Nirvana : In Utero

Nirvana - In Utero review

It’s hard not to envision In Utero as a “tragic” album, either because it’s too connected to Kurt Cobain’s death less than a year after its release or simply because it’s willfully difficult, and most Nirvana fans would agree on both. Most post-Nevermind fans of the band couldn’t give two shits about punk rock prior to 1991, so once 1993 came around, no one was really prepared to contemplate, let alone accept, what it was that Nirvana was trying to do. So let’s do a little compare and contrast.

Nevermind hit well with the masses for many reasons, most of all because it’s a solid rock record. It’s a reasonable baking of Cobain’s stellar songwriting, Krist Noveselic’s fluid bass work, Dave Grohl’s machine gun drumming, easily digestible angst by the tankload and Butch Vig’s masterful ears that took all that was achieved by Hüsker Dü and The Pixies in the decade prior and made Poison irrelevant in one fell swoop. It’s anthemic, it’s pretty, it’s angry without being hostile, it’s wedged permanently in a set time and place for an entire generation to greedily claim as its own. It’s also inexplicably linked to Seattle, a scene that, aside from their connection and mutual respect for Mudhoney and The Melvins, they had nothing to do with.
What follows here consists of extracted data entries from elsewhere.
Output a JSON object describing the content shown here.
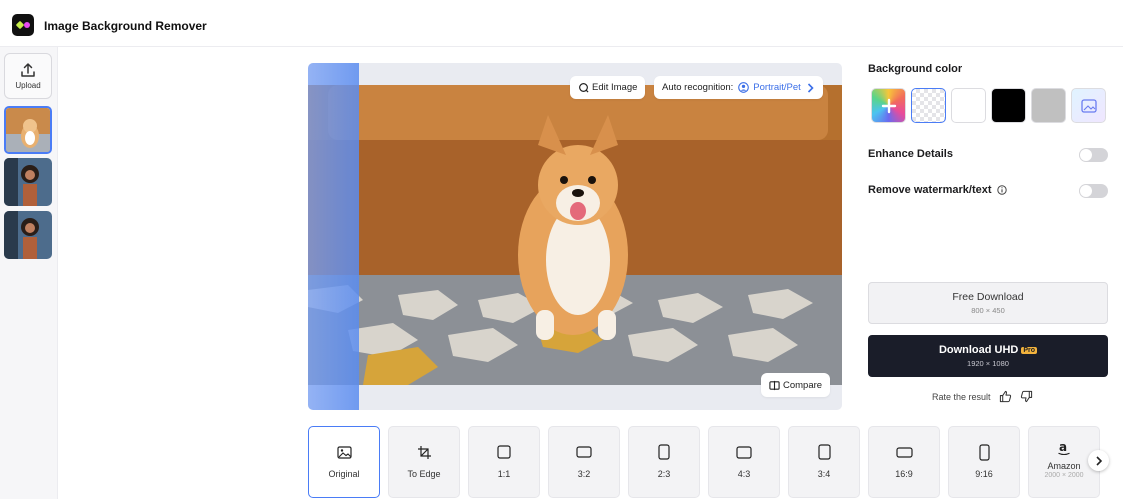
{
  "app": {
    "title": "Image Background Remover"
  },
  "sidebar": {
    "upload_label": "Upload"
  },
  "canvas": {
    "edit_label": "Edit Image",
    "auto_label": "Auto recognition:",
    "auto_value": "Portrait/Pet",
    "compare_label": "Compare"
  },
  "right": {
    "bg_color_label": "Background color",
    "enhance_label": "Enhance Details",
    "enhance_on": false,
    "watermark_label": "Remove watermark/text",
    "watermark_on": false,
    "free_label": "Free Download",
    "free_size": "800 × 450",
    "uhd_label": "Download UHD",
    "uhd_badge": "Pro",
    "uhd_size": "1920 × 1080",
    "rate_label": "Rate the result"
  },
  "swatches": [
    {
      "name": "custom-color",
      "color": "#e85a8c"
    },
    {
      "name": "transparent",
      "color": "transparent"
    },
    {
      "name": "white",
      "color": "#ffffff"
    },
    {
      "name": "black",
      "color": "#000000"
    },
    {
      "name": "gray",
      "color": "#c0c0c0"
    },
    {
      "name": "ai-background",
      "color": "#e6f0ff"
    }
  ],
  "ratios": [
    {
      "label": "Original",
      "icon": "image-icon",
      "selected": true
    },
    {
      "label": "To Edge",
      "icon": "crop-icon"
    },
    {
      "label": "1:1",
      "icon": "square-icon"
    },
    {
      "label": "3:2",
      "icon": "landscape-icon"
    },
    {
      "label": "2:3",
      "icon": "portrait-icon"
    },
    {
      "label": "4:3",
      "icon": "landscape-icon"
    },
    {
      "label": "3:4",
      "icon": "portrait-icon"
    },
    {
      "label": "16:9",
      "icon": "wide-icon"
    },
    {
      "label": "9:16",
      "icon": "tall-icon"
    },
    {
      "label": "Amazon",
      "icon": "amazon-icon",
      "sub": "2000 × 2000"
    }
  ]
}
In Utero is then, a bit dubiously, admired for this one reason: it’s a punk record. The key ingredient? Steve Albini. At that time, Albini was more known for being the truest of the true when it came to aggressive music. He also hated Nevermind, and with that in mind he dowsed Butch Vig’s slick polish job with a barrel of battery acid. Albini’s studio work remolded Nirvana as an actual rock band. Kurt’s guitar playing, though still coherent, shrieked and droned as opposed to echoed and harmonized. His vocals were hoarse and even more indecipherable than ever. Noveselic and Grohl’s rhythms were reduced to neanderthal crashes and thuds. It was at the same time more primal than Tad and more articulate than Pearl Jam.

What continues to keep my respect for Nirvana however is how Cobain, despite or because of what he was going through, was able to prevent himself from becoming self-parody, which would not have been hard to do. The key evidence is in his lyrical maturity. While there were some moments of profundity and iconoclasm in previous efforts, those were constituted mostly of last-minute jumbling that stung themselves together via Cobain’s ability to make sweet chords. In Utero‘s lyrics are more linear and complete. Cobain’s wordplay can delight, his acidic sarcasm can amuse, his references to medical and anatomical terminology can rival Carcass. And his more emotional moments trump the sincerity of “Something in the Way” twentyfold.

In Utero can either be a black hole or an audible question mark. While most see it as the former, and I don’t blame them, I personally prefer the latter. I saw an artistic rather than personal crisis being worked out. There’s no doubt that Albini enabled Cobain’s more artistic sensibilities and it’s very possible that he would continue to pursue that even at the cost of Nirvana’s very existence. Whether such a move would have been worth it is hard to say, it certainly would have been interesting, certainly better than what we have instead.